The strike came amid a sweeping military offensive launched on Saturday morning, when Israel and the United States carried out coordinated attacks on Tehran and several other major Iranian cities, including Tabriz, Qom, Isfahan, Kermanshah and Karaj. Iran responded swiftly, unleashing missile and drone strikes targeting Israel and US bases across the Middle East, igniting fears of a broader regional conflagration.

In Tehran, the attacks reportedly killed Iran’s Supreme Leader Ayatollah Ali Khamenei, defence council secretary Ali Shamkhani and Mohammad Pakpour, the chief commander of the Islamic Revolutionary Guard Corps — a dramatic escalation with far-reaching political and military implications.

The US Central Command (CENTCOM) said on Saturday night that military operations against Iran remain ongoing. “CENTCOM is now delivering swift and decisive action as directed,” the command said in a post on X, adding in an earlier update that there had been no reported US casualties and no US Navy vessels struck. Damage to American installations, it said, was minimal and had not disrupted operations.

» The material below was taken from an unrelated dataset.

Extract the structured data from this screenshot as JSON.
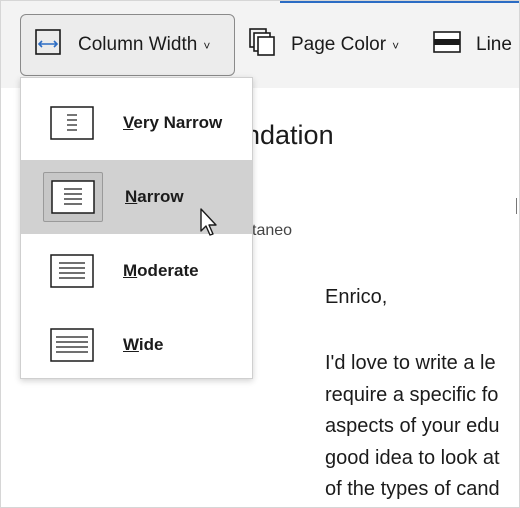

US secretary of war Pete Hegseth described the campaign — dubbed Operation Epic Fury — as “the most lethal, most complex, and most-precision aerial operation in history.” In a forceful statement, he declared that Iran’s missiles and missile production capabilities would be destroyed, along with its navy, reiterating Washington’s longstanding position that Iran would never be allowed to acquire a nuclear weapon.

As tensions mount, general Kenneth F. McKenzie Jr., former head of US Central Command, told American media that the next 72 to 96 hours would be pivotal in determining whether Iran can sustain an intense barrage of retaliatory missile strikes against US bases and regional partners.

With civilian casualties mounting and military operations still underway, the conflict appears poised at a perilous crossroads, its trajectory likely to shape the geopolitical landscape of the Middle East for years to come.